L’attentato che oggi ha riportato New York in una situazione di panico indiscriminato, avrà sicuramente colto di sorpresa alcuni redattori di quotidiani pronti a tacciare di fake tutte quelle notizie basate su analisi reali, se ritenute sconvenienti, inopportune e, soprattutto, scomode.
Ma tant’è. Come, purtroppo, avevamo largamente anticipato, qualcuno si è sentito in dovere di porre una atto le minacce che da tempo pervadono il web, dirette all’Occidente e, nella maggioranza dei casi agli Stati Uniti.
A seguito della decisione del presidente Trump di dare un riconoscimento di Gerusalemme quale capitale dello Stato di Israele, le tensioni si sono fatte sentire in ogni parte del Globo e gli incidenti scoppiati in Medio Oriente sono apparsi come un prologo a qualcosa di più grosso che ad una vera e propria reazione.
Il 27enne bengalese Ullah Akayed, si è probabilmente fatto portatore di un messaggio di morte contro il Paese che da 8 anni lo ospita, ma la fortuna non è stata dalla sua parte. Con il ventre squarciato da una pipe-bomb artigianale, di cui è esploso il solo detonatore, ha dovuto rimandare l’atteso incontro con le 72 vergini e, presumibilmente, nei prossimi anni (se verranno) avrà anche modo di riflettere sulle ragioni che lo hanno indotto a compiere un gesto che avrebbe potuto avere conseguenze ben più tragiche.
Il bilancio dell’atto terroristico parla di soli 4 feriti lievi e di una città che è ripiombata nella paura di altri gesti eclatanti e drammatici, non certo frutto della sola iniziativa diplomatica pro-Israele di Donald Trump, ma di un odio radicato nelle folli menti dei jihadisti che, fino dal primo attentato alle Twin Tower nel 1993 ad opera di Ramzi Youcef, avevano promesso di non dare tregua all’America e al suo popolo.
Ma al pari degli Stati Uniti, che stanno esaminando la possibilità di elevare il livello di allerta contro possibili altri attentati, anche in Europa le Autorità preposte alla sicurezza studiano i piani per rendere sicure le prossime festività.

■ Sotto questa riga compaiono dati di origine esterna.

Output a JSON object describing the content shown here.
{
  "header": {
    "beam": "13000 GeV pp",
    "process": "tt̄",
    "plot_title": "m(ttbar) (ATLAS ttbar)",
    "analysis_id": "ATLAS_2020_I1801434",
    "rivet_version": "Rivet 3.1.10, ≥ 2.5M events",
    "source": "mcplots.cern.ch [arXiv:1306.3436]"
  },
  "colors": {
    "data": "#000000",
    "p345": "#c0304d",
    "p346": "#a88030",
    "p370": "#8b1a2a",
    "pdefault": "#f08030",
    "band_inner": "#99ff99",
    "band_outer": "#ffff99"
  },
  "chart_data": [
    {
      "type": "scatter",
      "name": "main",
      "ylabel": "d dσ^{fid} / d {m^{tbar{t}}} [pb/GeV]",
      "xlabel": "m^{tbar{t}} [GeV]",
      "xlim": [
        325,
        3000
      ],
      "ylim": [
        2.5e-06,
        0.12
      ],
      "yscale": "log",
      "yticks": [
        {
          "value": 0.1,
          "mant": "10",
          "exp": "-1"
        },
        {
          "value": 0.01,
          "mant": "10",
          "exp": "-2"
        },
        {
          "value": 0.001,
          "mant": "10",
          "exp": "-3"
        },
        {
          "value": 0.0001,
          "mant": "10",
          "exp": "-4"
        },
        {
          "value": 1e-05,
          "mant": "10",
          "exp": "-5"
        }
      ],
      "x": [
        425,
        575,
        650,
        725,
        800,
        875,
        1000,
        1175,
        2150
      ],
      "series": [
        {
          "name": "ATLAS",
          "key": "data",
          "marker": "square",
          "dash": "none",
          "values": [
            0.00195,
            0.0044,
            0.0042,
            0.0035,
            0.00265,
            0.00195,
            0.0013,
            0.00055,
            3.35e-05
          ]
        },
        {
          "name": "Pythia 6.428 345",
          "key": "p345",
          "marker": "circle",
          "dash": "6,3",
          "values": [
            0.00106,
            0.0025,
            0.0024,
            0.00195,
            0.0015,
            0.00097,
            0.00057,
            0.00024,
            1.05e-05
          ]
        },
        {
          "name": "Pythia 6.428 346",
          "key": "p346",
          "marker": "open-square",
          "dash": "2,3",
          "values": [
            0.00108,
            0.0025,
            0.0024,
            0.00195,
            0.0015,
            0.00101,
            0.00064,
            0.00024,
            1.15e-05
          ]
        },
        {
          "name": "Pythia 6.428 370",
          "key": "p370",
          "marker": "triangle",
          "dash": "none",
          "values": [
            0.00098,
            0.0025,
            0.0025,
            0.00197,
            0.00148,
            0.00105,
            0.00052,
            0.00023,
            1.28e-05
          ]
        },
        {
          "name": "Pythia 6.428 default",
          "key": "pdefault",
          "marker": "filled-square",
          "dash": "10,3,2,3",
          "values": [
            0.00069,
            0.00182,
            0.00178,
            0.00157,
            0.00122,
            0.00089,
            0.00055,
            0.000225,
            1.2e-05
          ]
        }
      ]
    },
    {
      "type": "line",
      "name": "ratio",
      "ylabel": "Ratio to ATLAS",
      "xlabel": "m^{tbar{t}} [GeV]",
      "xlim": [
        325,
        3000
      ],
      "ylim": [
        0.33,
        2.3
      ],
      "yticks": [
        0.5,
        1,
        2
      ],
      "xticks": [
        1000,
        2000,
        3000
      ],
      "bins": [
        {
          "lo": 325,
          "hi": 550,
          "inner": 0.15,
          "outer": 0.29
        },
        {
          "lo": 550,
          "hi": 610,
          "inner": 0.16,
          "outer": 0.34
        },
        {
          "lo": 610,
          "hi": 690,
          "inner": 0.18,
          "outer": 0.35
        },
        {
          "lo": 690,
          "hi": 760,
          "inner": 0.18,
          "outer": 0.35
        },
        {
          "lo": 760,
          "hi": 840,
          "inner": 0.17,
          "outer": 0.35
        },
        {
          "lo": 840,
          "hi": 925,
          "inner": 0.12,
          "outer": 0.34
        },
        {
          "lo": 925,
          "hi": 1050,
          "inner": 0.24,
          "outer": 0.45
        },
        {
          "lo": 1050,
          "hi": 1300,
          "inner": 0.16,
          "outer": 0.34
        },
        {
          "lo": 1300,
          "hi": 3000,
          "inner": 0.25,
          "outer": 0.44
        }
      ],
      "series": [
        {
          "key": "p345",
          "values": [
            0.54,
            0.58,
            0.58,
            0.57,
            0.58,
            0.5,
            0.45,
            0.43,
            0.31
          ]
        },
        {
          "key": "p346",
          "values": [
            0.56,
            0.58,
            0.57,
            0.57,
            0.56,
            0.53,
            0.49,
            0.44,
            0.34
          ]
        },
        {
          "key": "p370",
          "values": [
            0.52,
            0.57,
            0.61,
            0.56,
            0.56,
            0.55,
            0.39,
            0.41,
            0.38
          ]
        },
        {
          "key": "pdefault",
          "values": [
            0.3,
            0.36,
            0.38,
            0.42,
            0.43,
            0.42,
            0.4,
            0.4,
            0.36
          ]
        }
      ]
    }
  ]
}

Nel mirino degli jihadisti, per lo più di quelli affiliati all’Isis, gli obiettivi sarebbero molteplici, ma Roma rimane sempre il target preferito, almeno secondo la propaganda web che, sebbene non rappresenti un elemento di prova certa, dovrebbe comunque rappresentare un punto di partenza per sondare gli umori della comunità dei frequentatori della rete. Proprio New York e Times Square ricorrevano spesso nei deliranti messaggi spalmati sulle varie piattaforme dei social network e, non a caso, una in particolare, rappresentava un babbo natale dell’Isis immortalato con a fianco alcuni candelotti di dinamite. Alla faccia della fake news. Un’immagine peraltro segnalata anche da Site, la società americana diretta da Rita Katz, che si occupa di monitorare proprio la propaganda sul web degli jihadisti.
E’ evidente che davanti al rischio rappresentato dall’Isis dopo la sconfitta in Siria e Iraq, la partita si giocherà altrove. Anche la possibilità che esista un centro direzionale del Califfato che possa impartire ordini ai miliziani sparsi nel mondo appare improbabile. Possibile, invece, è che gli jihadisti operino in modo autonomo, anche sul web, continuando a rilanciare minacce verso l’Occidente che, quasi puntualmente, vengono poi raccolte dal “lone Wolf” di turno. Più che parlare di fake news, in questo caso occorrerebbe una presa in carico seria di tutti gli “addetti ai lavori”, che possa finalmente considerare i veri pericoli a cui il mondo è esposto. Bollare alcune notizie come bufale, in taluni casi equivale a sottovalutare il problema.